Inflation has been the bane of many Americans’ existence since it began to surge past the critical range of 2% to 2.5% in early (April) 2021. Year-over-year (y/y) inflation continued to rise until peaking in July 2022 to a nosebleed level of 9.1%. At those levels, the purchasing power of the American consumer was disappearing quicker than the savings of the average person after the country opened back up after the pandemic. Nearly a year since the peak, the latest data from the Labor Department revealed that U.S. inflation, measured by the contentious Consumer Price Index (CPI), fell again to the 5% y/y level, the lowest in two years. The increase from February’s data was the smallest since May 2021. What’s more, y/y inflation has decreased consecutively for nine months in a row since its peak.
So yes, we believe it’s safe to say that overall inflation is surely trending lower and doing so at a fairly stable rate (prices are still increasing, however). Unfortunately, core inflation, which measures the costs of goods and services, but strips away food and energy prices, has been more volatile, and actually increased slightly in March. This is a bit perplexing as the core should theoretically be more stable; it also means that price increases may have gotten “stickier,” which is another problem. That said, the latest CPI data was certainly a “Goldilocks” number investors obviously welcome. We are also seeing promising cost declines in global supply chains; hopefully, those reductions in cost will make their way to consumers. While we doubt this one report will heavily impact the Federal Reserve’s decision making, it’s yet another piece of news that supports the end of rate hikes … for now. The Fed has raised interest rates nine times over the past year.
It may be one of the most popular brands in the world, but as a company, Twitter no longer exists. The high-profile company, which was purchased by Elon Musk for $44 billion in October 2022, has been merged into X Corp, an entity created by Mr. Musk last year to facilitate the deal. The details and reasoning of the merger (which has not been formally announced) are being kept a secret by Musk, who is CEO of X Corp., and its parent X Holdings Corp. When asked for comment on the deal, Twitter responded with a poop emoji. In a related move, the eccentric CEO recently altered the sign on Twitter’s San Francisco headquarters to read “Titter.” Since the landlord wouldn’t allow the removal of the “w,” he had it painted the same color as the background.

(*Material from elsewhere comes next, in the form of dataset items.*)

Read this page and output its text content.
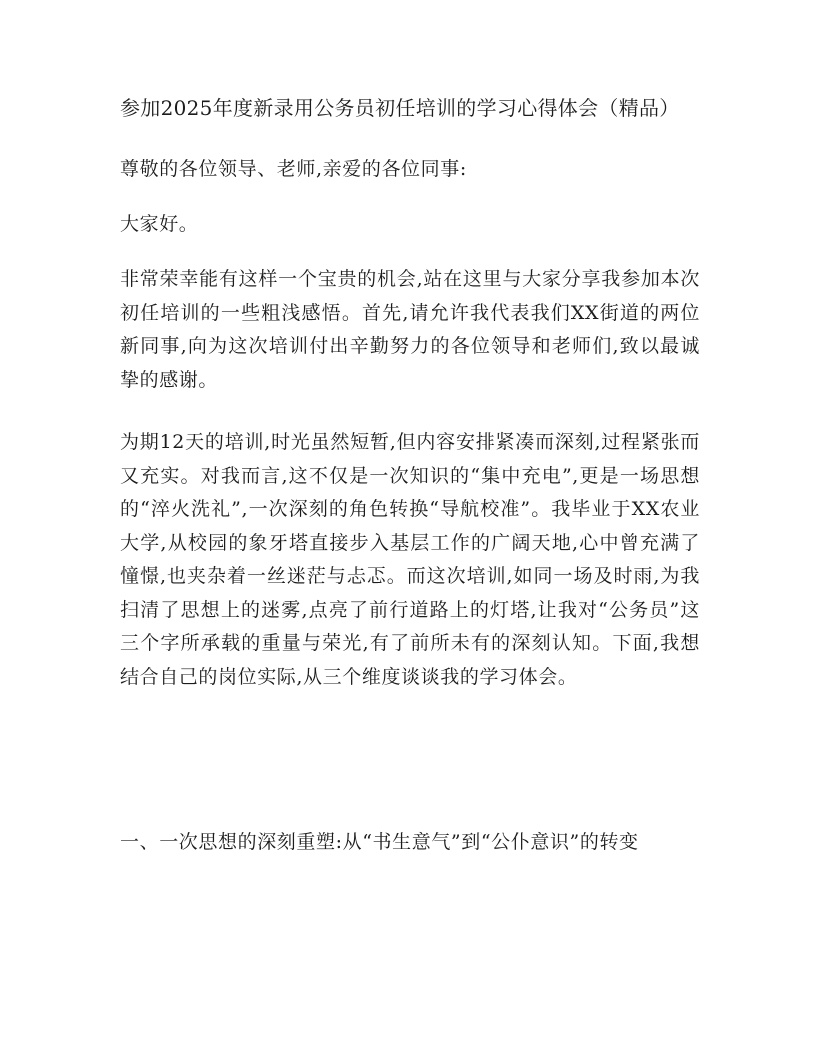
参加2025年度新录用公务员初任培训的学习心得体会（精品）

尊敬的各位领导、老师,亲爱的各位同事:

大家好。

非常荣幸能有这样一个宝贵的机会,站在这里与大家分享我参加本次初任培训的一些粗浅感悟。首先,请允许我代表我们XX街道的两位新同事,向为这次培训付出辛勤努力的各位领导和老师们,致以最诚挚的感谢。

为期12天的培训,时光虽然短暂,但内容安排紧凑而深刻,过程紧张而又充实。对我而言,这不仅是一次知识的“集中充电”,更是一场思想的“淬火洗礼”,一次深刻的角色转换“导航校准”。我毕业于XX农业大学,从校园的象牙塔直接步入基层工作的广阔天地,心中曾充满了憧憬,也夹杂着一丝迷茫与忐忑。而这次培训,如同一场及时雨,为我扫清了思想上的迷雾,点亮了前行道路上的灯塔,让我对“公务员”这三个字所承载的重量与荣光,有了前所未有的深刻认知。下面,我想结合自己的岗位实际,从三个维度谈谈我的学习体会。

一、一次思想的深刻重塑:从“书生意气”到“公仆意识”的转变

Trouble in Commercial Mortgage Bonds?
With commercial vacancies soaring, the prices of bonds backed by commercial mortgages have fallen to levels not seen since the pandemic lockdowns. These bonds, also known as commercial mortgage-backed securities (CMBSs), have seen values drop (sending yields much higher) as investors prepare for possible defaults. And though CMBSs represent a very small portion of the U.S. debt market, their perceived fragility is raising concerns given the recent bank failures. Most are concerned that regional banks, who are under risk-microscopes at the moment, will be reluctant to generate these commercial loans, which could make it much more difficult for property owners to refinance and augment their debt loads.
NYC’s Solution to Rising Crime: Digital Dogs
New York City Mayor and former NYPD captain Eric Adams is betting that robots will help tackle crime in the Big Apple. Initially, the NYPD will deploy a self-propelled, 5-foot-tall, cone-shaped robot called “K5” in Times Square that will provide real-time situational awareness and actionable intelligence through a multitude of sensors. The city also purchased two “Digidogs” that can climb stairs and get into tight or dangerous areas. Digidogs will also assist officers in hazardous situations or if a suspect is barricaded. The “dogs” cost $750,000 but were reportedly purchased using money seized from criminals.
In the Know
Beware of “Juice Jacking”
The FBI (Federal Bureau of Investigation) issued its first warning about “juice jacking” in 2021. Juice jacking is the new term to describe criminals’ ability to compromise your mobile device via USB ports in public places. While you’re just looking to recharge, the hackers use the connection to infect mobile devices with malware and software, giving them quick access to your private information. As cases of juice jacking rise, the FBI is now urging consumers to “avoid using free charging stations in airports, hotels or shopping centers.” The FCC (Federal Communications Commission) is also urging consumers to avoid public chargers and “bring their own chargers instead.”